Pour le vingtenaire d’alors, c’est le « couperet ». Dominique Tarlé arrêtera de photographier des groupes de rock cinq ans plus tard, en 1976. Les images de l’aventure Nellcote vont cependant refaire surface en 2001 grâce à l’éditeur anglais Genesis via l’ouvrage de luxe Exile : « J’avais dressé la liste des personnes vivantes de cette époque. Huit jours avant de mettre sous presse, l’éditeur me contacte. Keith Richards a écrit la préface, avec en première ligne d’introduction : “Dominique est un membre de la famille et un membre du groupe.” »
Nourrie d’anecdotes du principal intéressé, l’exposition à la Galerie de l’Instant se fait ainsi à chaque cliché, plus surprenante, émouvante, drôle et intimiste.

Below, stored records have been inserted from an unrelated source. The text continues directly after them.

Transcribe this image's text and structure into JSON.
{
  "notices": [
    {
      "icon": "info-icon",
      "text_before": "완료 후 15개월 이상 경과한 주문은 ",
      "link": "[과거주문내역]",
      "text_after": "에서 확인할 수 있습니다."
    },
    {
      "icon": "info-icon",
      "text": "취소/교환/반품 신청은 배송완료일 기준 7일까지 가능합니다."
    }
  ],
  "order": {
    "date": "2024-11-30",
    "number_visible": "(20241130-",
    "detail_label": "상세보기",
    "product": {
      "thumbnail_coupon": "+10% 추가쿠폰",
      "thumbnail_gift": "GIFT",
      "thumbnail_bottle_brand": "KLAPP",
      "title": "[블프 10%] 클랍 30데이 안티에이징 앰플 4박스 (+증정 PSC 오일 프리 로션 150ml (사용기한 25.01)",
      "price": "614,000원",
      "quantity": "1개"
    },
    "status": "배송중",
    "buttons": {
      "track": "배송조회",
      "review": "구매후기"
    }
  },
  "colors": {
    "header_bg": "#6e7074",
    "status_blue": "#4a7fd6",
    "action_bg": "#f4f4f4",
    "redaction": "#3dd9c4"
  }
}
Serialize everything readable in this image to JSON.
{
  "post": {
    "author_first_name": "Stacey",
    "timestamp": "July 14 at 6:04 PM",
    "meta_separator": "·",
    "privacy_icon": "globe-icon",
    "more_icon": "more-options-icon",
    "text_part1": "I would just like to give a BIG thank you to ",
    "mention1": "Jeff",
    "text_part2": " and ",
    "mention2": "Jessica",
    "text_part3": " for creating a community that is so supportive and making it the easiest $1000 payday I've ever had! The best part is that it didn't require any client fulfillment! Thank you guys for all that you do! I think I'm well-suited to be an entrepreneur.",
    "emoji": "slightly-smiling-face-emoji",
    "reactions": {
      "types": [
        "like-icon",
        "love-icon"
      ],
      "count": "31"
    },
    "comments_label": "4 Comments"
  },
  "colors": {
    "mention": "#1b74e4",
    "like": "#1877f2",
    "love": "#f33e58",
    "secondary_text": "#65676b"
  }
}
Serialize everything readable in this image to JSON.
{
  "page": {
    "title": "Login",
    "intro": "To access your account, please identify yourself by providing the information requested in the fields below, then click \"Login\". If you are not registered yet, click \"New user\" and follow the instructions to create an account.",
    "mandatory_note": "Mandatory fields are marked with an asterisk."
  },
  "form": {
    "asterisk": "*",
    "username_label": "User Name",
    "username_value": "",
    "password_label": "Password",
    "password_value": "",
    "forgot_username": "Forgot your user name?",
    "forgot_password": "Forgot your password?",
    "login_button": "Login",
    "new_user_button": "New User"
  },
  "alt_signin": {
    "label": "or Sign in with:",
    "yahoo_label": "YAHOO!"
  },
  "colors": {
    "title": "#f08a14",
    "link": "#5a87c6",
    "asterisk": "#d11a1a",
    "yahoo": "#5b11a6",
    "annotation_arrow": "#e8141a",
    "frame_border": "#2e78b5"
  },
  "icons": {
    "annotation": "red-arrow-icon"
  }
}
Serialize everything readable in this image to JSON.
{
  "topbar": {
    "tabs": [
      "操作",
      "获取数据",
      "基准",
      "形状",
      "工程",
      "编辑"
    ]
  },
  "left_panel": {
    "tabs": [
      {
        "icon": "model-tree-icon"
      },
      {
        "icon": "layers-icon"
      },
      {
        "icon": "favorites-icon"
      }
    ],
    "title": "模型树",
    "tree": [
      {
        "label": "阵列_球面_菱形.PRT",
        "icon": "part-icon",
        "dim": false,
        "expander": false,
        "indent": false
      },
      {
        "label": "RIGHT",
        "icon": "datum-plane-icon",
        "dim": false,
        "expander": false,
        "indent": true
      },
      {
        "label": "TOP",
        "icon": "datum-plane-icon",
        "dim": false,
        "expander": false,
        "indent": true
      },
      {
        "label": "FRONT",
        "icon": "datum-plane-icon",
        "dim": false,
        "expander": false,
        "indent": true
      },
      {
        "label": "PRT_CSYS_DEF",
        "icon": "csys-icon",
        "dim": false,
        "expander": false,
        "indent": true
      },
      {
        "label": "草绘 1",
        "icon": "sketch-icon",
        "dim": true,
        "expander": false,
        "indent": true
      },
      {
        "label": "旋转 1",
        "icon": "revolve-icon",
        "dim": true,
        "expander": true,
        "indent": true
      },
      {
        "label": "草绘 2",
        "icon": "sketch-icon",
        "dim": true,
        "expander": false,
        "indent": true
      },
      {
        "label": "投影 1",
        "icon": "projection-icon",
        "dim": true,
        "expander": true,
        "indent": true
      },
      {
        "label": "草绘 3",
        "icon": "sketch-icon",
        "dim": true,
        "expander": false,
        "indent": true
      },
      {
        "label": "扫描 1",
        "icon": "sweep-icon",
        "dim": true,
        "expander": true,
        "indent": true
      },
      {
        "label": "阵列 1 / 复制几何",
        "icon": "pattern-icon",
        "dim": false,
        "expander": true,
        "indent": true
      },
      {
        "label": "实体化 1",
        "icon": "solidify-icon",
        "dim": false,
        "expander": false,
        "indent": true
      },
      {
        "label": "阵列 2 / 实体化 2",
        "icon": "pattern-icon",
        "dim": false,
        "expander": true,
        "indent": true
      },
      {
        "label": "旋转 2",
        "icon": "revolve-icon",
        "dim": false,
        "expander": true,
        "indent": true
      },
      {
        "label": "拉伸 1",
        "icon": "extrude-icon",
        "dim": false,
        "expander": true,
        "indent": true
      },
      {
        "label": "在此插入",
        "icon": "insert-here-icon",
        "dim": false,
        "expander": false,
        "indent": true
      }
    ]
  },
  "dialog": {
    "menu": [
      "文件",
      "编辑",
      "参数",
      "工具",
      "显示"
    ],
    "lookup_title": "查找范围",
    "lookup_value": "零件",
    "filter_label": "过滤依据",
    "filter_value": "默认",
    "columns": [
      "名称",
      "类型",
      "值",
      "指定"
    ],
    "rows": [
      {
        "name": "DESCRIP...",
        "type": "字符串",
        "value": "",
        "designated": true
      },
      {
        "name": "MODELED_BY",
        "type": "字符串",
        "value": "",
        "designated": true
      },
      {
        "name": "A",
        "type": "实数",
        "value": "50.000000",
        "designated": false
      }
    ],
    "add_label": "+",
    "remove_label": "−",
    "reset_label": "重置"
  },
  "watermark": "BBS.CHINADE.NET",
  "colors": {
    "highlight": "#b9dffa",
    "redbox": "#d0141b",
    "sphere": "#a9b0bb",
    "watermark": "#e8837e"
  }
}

Car partager la vie d’un groupe de musique aussi célèbre est chose inimaginable aujourd’hui. Le nouveau livre La Villa consolide ces instants privilégiés et rares, couchant sur papier la légende sur plus de 150 photographies et ces inédits jamais tirés. Surtout, elle questionne toujours plus la notion de l’image décadente que les Stones ont su capitaliser, exerçant cette fascination sur leur époque.
Exposition « La Villa The Rolling Stones 1971 » par Dominique Tarlé, jusqu’au 16 mars 2022. Galerie de l’Instant, 46 rue de Poitou 75003 Paris. Livre La Villa, édition française ou anglaise limitée de 1500 copies numérotées et signées, 152p, format 33 tours.